The Cakewalk, Chalk-line, and Juba (Hambone) are the basis of all modern dance. They involve energetic motion in walking,hopping,tapping and stomping. They were from conception based on the Jazz Big 4 Habanero Rhythm. They also had the 2-Step dance movements. Jazz is known to have spawn a dance craze and a multitude of high-spirited dances including the Jitterbug, Charleston, Lindy Hop, Fox Trot, and the Stride. The Swing became a jazz dance that was popular among white college students in the 1930s. Energetic dances continued into the Rock and Roll era of the “Twist," line dances and “Disco.” Hop became a reference to any organized social dance. Hip Hop's B-boys and B-girls are an off-shoot of jazz dancing.
Jazz orchestras were organized with band leaders. The big bands of the swing era emerged. Musical Theaters were dramatic outlets for jazz musicians and performers. Including dancers in the mode of Josephine Baker. Also, jazz choreography became an outlet for originality. Katherine Dunham was a choreographer of theatrical dance. She founded Katherine Dunham Dance Company. The Dunham technique was based on African-Caribbean styles.
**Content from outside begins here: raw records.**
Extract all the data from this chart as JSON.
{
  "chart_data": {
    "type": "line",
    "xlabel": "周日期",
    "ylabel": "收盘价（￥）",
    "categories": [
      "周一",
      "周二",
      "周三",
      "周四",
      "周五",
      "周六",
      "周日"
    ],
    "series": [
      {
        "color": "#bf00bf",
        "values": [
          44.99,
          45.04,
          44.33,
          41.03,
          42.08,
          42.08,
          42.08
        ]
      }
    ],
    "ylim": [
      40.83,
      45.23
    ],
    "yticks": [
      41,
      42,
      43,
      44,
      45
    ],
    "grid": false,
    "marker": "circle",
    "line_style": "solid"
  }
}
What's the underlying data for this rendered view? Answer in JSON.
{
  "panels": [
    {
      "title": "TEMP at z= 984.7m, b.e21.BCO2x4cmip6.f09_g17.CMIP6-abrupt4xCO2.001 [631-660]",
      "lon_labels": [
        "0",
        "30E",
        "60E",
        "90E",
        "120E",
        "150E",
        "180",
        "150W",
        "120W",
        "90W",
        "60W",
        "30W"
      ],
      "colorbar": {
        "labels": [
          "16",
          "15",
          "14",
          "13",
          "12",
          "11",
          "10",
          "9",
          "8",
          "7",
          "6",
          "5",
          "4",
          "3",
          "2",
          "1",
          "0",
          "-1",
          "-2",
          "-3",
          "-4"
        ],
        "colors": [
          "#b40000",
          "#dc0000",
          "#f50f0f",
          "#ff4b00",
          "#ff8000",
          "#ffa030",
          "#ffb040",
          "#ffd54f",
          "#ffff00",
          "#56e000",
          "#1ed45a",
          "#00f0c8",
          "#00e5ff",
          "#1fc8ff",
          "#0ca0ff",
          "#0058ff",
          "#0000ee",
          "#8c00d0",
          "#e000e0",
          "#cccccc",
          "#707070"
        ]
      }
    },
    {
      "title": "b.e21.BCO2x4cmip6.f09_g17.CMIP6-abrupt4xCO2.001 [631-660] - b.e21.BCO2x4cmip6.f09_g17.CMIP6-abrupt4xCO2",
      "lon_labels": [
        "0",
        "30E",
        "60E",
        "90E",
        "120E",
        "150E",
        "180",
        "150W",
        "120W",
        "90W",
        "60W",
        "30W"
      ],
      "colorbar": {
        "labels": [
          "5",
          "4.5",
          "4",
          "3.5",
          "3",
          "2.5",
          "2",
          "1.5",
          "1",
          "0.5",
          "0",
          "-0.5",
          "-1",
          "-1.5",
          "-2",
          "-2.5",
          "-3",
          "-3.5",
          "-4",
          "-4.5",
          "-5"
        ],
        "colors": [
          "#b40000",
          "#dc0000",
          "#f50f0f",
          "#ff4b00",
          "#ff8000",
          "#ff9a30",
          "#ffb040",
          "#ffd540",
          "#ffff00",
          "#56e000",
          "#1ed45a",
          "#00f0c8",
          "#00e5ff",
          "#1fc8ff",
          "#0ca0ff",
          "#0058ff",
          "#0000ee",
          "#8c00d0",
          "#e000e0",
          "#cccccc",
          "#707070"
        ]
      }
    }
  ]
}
The Americas’ Black culture became predominant because it was originally Moorish
civilization which had over the prior millennium diffused throughout Europe through aristocratic customs, the Crusades, and the expulsions of Moors andAndalusians during the Reconquista.
Jazz’s Impact on Society
The fashion of the Jazz Age was reflected the demands of the music, Zook suit that allowed men to dance, The Zoot suit was accompanied by wide brim hats.
While women were fashionable with shorter and looser dresses and silk stockings to cover their legs. Again, dance clothing was the mode. In vogue was short hair styles and bell-shaped hats.
The popularity of Jazz coincided with several social changes and controversies. Jazz became associated with immoral, and criminal activity. Dance led to the popularity of Juke houses and dance halls as social establishments. Also, Jazz introduced more upbeat music in churches which became controversial. The 18thAmendment prohibited the production, consumption, and transportation of alcohol. Jazz was played in clubs and speakeasies where alcohol was served. Criminal activity especially gang activity was associated with prohibition. Prohibition ended in 1933.
Finally, the 19th Amendment allowed women to vote in 1920s. Women felt more empowered by the vote and begin to socialize in public in juke houses and clubs with men. Women wore clothing that included shorter skirts and short hairstyles. Jazz became associated with immoral habits and a subculture. Jazz would eventually overcome negative connotations and become American classical music.